I am going to tell you about something which has helped hugely in organizing my business and my life in general. Before I do, I'll warn you: if you are concerned about using Google's free applications, you don't need to bother reading further. I understand those concerns, and I intend to do more research on them. But for now, personally, I'm not worried.

I knew of the existence of Google Calendar, but didn't feel the need for a new kind of calendar, especially a digital one. However, as I've mentioned here before, I'm on a mission to create an office which depends neither on paper nor on my hard drive, by using online applications wherever possible, so when Google Calendar was recommended in the interesting book Lifehacker: 88 Tech Tricks to Turbocharge Your Day by Gina Trapani, I decided to check it out.

For years I've kept myself organized using various paper calendars, and I've never missed any important event for lack of keeping track of my obligations. I actually really like keeping track of stuff on paper, and until my recent push, have avoided digitizing things that could be kept on nice, old-fashioned, tactile, simple, paper.

So what's so great about an online calendar, and about Google Calendar in particular? Why have I switched completely and am now enthusiastically sharing my recommendation? I can probably best answer that with a list of reasons.
  1. I use my calendar for a lot more than I used to. Because it's so convenient and efficient to use, I now keep track of a number of obligations and events on it that I used to keep track of in my head, or in numerous and various other places. I really have centralized all of my obligations that are tied to calendar dates. More about how this works below.
  2. Google Calendar allows me to set up events so that they automatically repeat. This is perfect for things like (1) yearly large debits to my checking account that I don't want to be surprised by, such as web hosting payments; (2) monthly bills for companies that don't offer anything except for U.S. Mail billing, which I might miss when travelling; (3) weekly events like my Cuban Salsa dance classes; (4) birthdays of family and close friends, which now appear every year.
  3. Google Calendar's system of reminders by email is extremely useful to me. Now, I'm aware that for many people, reminders sent by email are not desirable or effective, simply because their inboxes are a mess already, and the resulting information bottleneck doesn't allow for email to be used in this way. This is not the case with me. I have an excellent spam filter system, and I take care of my incoming email so that it is not at all a problem. So, receiving reminders at specific intervals for events on my calendar that I might forget is extremely useful. I only receive reminders I specifically request, and I delete all of these emails as soon as I'm sure I won't forget the event, so they are nothing but helpful.

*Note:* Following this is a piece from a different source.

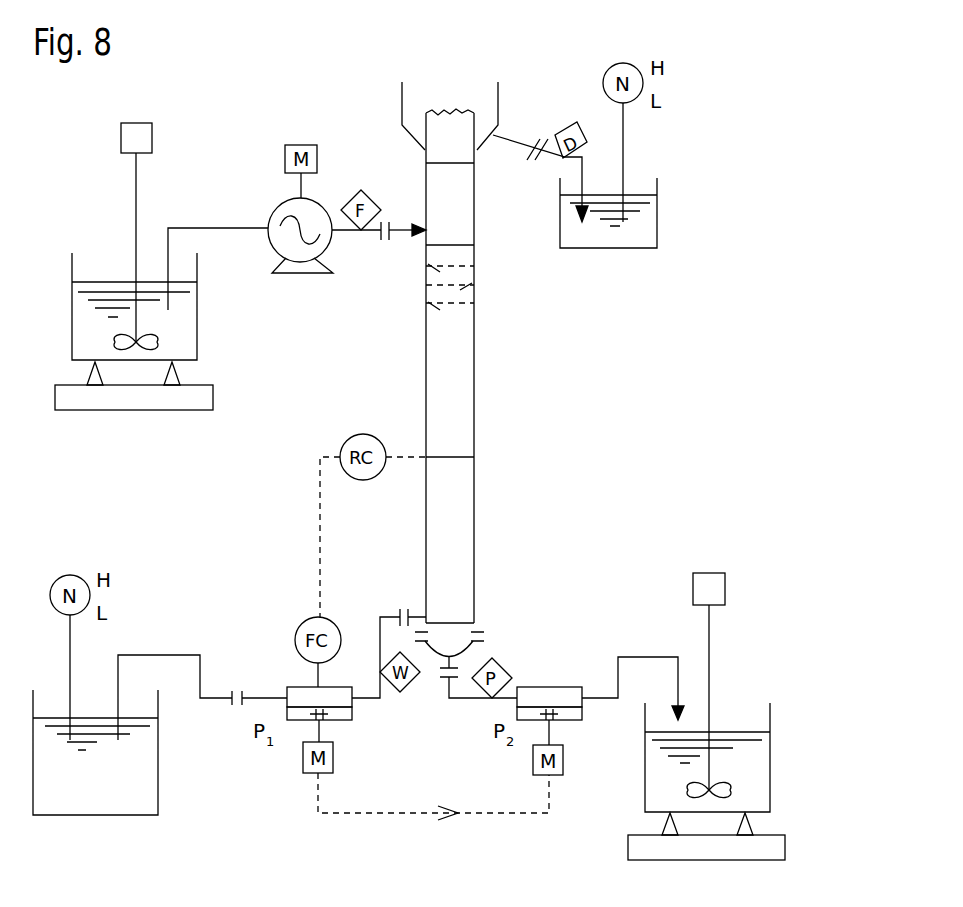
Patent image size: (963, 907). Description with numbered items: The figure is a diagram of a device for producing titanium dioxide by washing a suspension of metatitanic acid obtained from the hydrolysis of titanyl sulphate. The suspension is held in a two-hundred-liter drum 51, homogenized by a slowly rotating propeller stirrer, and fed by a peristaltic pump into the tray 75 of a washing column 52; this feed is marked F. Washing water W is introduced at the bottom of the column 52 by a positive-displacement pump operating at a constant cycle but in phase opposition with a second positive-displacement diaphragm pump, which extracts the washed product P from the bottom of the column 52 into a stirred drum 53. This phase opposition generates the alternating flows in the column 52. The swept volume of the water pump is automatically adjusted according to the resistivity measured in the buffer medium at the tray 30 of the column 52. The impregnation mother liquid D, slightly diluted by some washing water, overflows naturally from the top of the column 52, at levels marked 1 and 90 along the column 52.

  4. My calendar is available anywhere where I have a computer and an Internet connection. This has not proved to a problem even when I spent 5 weeks in a small remote town in Mexico - there were Internet cafes on literally every block - and I don't plan on being further from civilization than that any time soon.

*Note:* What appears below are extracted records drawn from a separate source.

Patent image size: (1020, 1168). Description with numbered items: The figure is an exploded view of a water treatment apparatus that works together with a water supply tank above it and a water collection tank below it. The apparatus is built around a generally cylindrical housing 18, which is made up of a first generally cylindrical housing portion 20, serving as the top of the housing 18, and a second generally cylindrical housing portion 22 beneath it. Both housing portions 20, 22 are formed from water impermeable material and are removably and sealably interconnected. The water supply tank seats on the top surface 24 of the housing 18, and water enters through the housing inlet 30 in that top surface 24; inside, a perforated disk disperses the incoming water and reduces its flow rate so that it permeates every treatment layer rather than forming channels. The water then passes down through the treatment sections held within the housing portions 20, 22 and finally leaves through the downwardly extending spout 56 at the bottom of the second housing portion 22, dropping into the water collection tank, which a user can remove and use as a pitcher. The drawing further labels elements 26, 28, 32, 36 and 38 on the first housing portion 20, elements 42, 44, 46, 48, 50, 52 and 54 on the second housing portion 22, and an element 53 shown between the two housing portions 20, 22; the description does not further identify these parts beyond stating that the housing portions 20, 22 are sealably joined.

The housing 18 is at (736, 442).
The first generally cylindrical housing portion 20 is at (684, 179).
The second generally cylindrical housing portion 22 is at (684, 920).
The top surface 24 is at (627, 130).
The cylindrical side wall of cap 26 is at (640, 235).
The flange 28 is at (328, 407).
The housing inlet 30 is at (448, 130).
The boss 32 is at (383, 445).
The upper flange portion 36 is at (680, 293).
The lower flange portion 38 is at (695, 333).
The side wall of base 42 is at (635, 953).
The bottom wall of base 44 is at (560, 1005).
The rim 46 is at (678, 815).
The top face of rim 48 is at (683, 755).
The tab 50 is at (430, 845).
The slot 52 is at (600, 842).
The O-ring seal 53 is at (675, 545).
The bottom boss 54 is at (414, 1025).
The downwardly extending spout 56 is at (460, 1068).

A good example literally just occurred. I just checked my email, and there's a message from the company who provides my fax service, saying that they need a new debit card number. I went to their site to provide that, and saw that they're going to charge my card again next February 19. Now, there is no way in the world I'm going to remember that date. So I took 60 seconds to access my Google Calendar, add a note on that data and set it to repeat yearly. I don't need a reminder of it, so I didn't set any reminders, but it will show on my calendar that week and I'll know what that funny charge is that my bank shows for a few days before the payee is displayed.

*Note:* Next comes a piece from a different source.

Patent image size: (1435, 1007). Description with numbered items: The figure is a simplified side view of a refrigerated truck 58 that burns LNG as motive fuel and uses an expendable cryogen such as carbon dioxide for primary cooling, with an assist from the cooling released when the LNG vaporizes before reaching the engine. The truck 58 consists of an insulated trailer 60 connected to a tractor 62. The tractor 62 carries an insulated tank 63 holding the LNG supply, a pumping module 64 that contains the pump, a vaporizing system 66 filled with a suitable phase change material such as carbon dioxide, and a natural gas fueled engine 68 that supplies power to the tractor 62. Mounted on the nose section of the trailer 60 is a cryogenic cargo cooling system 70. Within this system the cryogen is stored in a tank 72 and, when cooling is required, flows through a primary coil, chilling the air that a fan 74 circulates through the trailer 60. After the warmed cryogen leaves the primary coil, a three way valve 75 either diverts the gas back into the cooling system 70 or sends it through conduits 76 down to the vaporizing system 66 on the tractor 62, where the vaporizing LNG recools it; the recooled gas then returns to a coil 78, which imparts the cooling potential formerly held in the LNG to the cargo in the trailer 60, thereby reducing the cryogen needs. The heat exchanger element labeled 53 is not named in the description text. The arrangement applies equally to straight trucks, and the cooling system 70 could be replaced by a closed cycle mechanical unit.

I'm very pleased with the way this is working for me. If you had told me a year ago that I would be using an online calendar on a daily basis, I would have been amazed, because my attitude was truly Hutterite on this question. But the truth is, the more I'm able to free myself from my notebooks and pads of paper and file cabinets, the more time I get to spend away from my office, say, on the beach in that remote town in Mexico. As a psychologist once told me, people can change, but we have to be very motivated!